"Drigo bego? Mau kau pakaikan apa aku?" Siang itu Yoga kembali menggerutu saat aku pulang-pulang dari minimarket membawa sesuatu yang mengejutkannya.
"Yotak, aku repot kalau harus menemanimu kencing terus, apalagi kalau boker. Kau sehari bisa 2 bahkan 3 kali boker. Belum lagi kencingnya" Aku memberi alasan sambil menunjukkan satu bungkus besar pampers untuk orang dewasa.
"Bangke kau Drigo. Gak! Aku gak mau pake itu!" Tolak Yoga sambil menjauh dengan mendorong kursi rodanya.
"Alah lebay, udah seminggu masih pakai kursi roda. Yang sakit itu kan belikatmu apa hubungannya dengan kakimu" Ledekku. Dengan mudah aku menangkapnya. Benar saja Yoga langsung bangkit dari kursi rodanya tapi tubuhnya langsung terhuyung, hampir jatuh. Cepat aku memeluknya.
"Badanku masih sakit Dri, kau gak tau apa kalau mantanmu itu gak cuma menghajar punggungku?" Protes Yoga.
"Iya aku tau kok, tadi aku cuma menggodamu" Jawabku sambil teringat betapa beringasnya Bani menghajar Yoga, masih ada bekas lebam di beberapa bagian tubuh Yoga, termasuk kakinya.

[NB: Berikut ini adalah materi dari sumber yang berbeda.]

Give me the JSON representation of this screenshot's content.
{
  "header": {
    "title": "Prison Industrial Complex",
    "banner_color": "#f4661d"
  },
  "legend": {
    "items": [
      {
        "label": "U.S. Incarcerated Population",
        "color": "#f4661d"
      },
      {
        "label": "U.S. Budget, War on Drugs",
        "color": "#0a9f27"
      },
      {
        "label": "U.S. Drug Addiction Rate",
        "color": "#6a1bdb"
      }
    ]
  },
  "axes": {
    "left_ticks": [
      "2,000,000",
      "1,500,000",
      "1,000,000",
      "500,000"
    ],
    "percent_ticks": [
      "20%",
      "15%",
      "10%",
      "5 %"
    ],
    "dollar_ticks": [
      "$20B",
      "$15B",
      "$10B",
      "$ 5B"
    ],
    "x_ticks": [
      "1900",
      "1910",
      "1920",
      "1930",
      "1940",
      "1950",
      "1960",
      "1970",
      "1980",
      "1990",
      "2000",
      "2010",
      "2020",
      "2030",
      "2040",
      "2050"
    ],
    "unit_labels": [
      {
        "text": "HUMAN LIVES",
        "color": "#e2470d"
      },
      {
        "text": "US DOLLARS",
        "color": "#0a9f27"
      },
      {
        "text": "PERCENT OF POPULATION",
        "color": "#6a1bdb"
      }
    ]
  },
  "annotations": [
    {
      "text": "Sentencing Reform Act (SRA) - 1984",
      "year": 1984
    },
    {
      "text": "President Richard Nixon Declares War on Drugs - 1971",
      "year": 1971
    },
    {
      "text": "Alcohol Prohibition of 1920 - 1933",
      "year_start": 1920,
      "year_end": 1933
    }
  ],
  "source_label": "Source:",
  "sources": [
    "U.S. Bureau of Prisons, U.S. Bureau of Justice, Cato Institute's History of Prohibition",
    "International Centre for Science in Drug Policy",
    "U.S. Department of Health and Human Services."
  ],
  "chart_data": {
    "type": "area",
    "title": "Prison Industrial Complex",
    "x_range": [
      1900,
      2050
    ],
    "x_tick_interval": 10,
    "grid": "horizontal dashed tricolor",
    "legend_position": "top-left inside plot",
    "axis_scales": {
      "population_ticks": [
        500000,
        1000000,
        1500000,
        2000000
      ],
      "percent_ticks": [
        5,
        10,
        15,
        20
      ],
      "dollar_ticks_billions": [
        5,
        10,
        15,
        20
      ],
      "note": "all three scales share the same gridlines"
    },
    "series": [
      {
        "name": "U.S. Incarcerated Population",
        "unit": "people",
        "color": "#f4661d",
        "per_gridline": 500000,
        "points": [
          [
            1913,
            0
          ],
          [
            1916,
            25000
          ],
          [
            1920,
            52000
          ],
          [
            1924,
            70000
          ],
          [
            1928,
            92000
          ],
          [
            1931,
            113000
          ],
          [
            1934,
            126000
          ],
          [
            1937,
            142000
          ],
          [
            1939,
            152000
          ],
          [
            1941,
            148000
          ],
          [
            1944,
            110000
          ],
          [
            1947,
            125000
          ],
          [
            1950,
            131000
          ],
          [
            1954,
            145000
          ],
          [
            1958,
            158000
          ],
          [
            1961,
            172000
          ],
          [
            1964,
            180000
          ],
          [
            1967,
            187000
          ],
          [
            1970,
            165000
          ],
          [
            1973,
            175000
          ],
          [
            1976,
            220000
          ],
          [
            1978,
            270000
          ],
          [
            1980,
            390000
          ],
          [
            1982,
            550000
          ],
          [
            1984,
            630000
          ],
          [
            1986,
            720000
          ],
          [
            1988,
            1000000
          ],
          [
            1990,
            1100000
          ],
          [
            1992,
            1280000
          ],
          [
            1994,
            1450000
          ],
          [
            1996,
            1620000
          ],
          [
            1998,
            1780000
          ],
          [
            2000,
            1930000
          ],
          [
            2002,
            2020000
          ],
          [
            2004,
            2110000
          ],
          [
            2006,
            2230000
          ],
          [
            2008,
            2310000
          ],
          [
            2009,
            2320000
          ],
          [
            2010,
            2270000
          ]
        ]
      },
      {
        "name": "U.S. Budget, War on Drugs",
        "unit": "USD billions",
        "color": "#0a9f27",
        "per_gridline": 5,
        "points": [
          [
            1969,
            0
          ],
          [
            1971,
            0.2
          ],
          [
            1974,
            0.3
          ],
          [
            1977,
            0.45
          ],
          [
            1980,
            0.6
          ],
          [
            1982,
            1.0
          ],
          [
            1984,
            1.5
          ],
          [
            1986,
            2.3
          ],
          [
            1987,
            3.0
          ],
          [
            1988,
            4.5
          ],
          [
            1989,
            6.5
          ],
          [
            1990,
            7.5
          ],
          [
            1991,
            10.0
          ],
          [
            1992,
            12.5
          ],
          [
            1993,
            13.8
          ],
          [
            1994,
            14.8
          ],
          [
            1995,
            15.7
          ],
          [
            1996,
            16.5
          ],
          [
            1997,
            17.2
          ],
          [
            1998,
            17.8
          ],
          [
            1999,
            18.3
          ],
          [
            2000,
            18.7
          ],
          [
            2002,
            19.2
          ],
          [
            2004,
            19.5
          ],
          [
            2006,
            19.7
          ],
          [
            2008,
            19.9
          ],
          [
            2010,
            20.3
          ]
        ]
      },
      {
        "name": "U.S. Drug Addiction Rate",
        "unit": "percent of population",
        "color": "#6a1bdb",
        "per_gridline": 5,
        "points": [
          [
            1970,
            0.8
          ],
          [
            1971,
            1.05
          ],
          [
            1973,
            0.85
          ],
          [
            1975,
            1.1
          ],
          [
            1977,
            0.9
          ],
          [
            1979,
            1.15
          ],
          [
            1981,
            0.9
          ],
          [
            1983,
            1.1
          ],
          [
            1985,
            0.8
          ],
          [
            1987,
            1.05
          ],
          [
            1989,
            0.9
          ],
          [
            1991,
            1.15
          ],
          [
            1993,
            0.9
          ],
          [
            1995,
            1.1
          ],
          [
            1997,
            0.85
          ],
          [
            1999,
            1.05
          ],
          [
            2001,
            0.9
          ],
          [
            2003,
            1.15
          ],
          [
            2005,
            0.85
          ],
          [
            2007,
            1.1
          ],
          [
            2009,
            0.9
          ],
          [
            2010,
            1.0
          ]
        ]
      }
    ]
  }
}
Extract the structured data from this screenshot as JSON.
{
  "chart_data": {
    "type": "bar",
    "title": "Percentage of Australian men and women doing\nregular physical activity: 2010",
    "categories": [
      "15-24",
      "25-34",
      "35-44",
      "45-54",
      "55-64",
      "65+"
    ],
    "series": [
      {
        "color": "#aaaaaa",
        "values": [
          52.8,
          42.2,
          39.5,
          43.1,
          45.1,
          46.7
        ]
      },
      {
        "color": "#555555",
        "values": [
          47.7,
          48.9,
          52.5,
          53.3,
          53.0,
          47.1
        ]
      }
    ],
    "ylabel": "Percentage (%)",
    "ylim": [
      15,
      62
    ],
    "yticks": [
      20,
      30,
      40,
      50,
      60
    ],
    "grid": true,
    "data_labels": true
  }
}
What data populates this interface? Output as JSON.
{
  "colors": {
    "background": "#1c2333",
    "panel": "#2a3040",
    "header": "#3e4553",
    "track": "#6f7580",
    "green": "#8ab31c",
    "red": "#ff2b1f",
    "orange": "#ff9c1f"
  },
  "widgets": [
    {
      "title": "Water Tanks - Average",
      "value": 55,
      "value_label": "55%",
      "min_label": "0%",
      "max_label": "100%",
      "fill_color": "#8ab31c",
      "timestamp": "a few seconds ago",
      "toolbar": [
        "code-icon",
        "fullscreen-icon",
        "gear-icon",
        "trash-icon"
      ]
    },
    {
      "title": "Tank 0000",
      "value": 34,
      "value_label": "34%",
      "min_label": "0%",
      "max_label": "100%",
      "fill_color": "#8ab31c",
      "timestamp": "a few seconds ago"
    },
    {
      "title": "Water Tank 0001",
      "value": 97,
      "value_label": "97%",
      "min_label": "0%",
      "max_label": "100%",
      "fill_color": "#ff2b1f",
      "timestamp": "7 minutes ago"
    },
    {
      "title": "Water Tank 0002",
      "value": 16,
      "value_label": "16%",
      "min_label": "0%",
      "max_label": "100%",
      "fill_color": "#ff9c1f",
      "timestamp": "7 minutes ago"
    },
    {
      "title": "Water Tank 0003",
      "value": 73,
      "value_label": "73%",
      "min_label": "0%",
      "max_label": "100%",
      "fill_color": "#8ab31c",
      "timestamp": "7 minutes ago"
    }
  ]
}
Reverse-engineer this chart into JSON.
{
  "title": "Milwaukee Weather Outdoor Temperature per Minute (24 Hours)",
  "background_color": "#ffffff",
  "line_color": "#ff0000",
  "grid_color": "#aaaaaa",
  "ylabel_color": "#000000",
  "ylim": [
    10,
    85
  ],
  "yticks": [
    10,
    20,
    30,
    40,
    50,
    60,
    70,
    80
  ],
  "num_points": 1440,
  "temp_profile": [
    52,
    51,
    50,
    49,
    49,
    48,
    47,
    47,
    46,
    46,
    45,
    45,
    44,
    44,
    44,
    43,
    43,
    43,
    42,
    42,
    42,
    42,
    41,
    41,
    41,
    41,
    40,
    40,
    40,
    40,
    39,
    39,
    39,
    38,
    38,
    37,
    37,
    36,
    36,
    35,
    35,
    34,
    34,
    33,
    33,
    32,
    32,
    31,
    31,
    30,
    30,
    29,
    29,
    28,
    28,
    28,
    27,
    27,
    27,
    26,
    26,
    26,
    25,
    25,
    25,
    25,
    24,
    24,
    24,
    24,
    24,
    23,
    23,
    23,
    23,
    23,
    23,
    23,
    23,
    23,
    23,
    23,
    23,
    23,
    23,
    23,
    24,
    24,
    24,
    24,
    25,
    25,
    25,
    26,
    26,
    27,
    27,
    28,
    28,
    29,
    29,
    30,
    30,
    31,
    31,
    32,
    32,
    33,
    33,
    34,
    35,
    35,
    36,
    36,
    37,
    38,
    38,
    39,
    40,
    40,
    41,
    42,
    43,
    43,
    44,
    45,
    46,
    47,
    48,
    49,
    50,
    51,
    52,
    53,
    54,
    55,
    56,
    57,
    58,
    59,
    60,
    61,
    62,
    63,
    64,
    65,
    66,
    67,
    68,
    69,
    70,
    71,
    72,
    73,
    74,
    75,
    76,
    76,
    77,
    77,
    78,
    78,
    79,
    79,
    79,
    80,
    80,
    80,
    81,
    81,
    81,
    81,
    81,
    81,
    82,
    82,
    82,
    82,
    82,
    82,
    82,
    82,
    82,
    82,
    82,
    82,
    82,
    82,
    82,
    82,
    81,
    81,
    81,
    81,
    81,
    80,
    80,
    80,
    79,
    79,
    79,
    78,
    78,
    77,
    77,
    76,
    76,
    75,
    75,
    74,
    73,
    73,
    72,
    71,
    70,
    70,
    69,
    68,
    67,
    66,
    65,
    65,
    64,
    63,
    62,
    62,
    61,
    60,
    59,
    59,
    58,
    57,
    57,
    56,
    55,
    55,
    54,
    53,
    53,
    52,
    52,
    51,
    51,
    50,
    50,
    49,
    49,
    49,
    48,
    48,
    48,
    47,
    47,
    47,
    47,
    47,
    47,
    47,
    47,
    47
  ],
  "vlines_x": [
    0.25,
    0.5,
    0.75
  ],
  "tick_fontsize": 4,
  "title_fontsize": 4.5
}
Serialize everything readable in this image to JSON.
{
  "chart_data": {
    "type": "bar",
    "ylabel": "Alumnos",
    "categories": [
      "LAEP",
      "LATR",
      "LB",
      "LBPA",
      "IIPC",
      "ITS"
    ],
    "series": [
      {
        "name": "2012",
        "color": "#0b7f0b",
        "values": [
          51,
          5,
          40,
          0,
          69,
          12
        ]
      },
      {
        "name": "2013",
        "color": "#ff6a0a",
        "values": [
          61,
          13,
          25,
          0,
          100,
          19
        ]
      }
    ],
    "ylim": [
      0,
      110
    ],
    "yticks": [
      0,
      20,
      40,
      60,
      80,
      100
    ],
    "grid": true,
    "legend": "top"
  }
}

Aku pun membawa Yoga kembali ke kursi rodanya. Mendorongnya kembali ke kamar.
"Aku mohon pakai ini ya Yog, bukan maksudku mengerjaimu, tapi aku kasihan samamu, gimana kalau gak ada aku, atau pas aku keluar dan kau kebelet kencing atau boker?" Kembali aku merayu Yoga agar mau pakai popok yang biasanya dipakai oleh orang tua yang sakit atau sudah uzur.
"Aku masih kuat ke kamar mandi, sekalipun harus merangkak"
"Jangan keras kepala Yoga. Ayolah, kau gak kasihan apa aku belinya mahal lho" Tetap aku merayu mencoba memaksanya agar mau memakai popok.
"Alah, palingan cuma 70ribu, tuh ambil di dompetku. Aku ganti" Yoga tetap menolak.
"Pakai gak? Atau mau ku pakaikan softex?" Ancamku seketika. Karuan saja Yoga kembali menaikkan alisnya. Padahal apa hubungannya coba popok dengan pembalut.
"Gila kau? Benar-benar ya becandamu keterlaluan, runtuh harga diriku"
"Almarhum ibuku dulu juga saat sakit pakai ini kok. Gak usah malu, aku udah biasa kok ngurus yang begini"
"Entar kau malah jijik" Ucap Yoga mulai melunak.
"Sumpah, buat orang-orang spesial aku gak pernah jijik" Jawabku manis.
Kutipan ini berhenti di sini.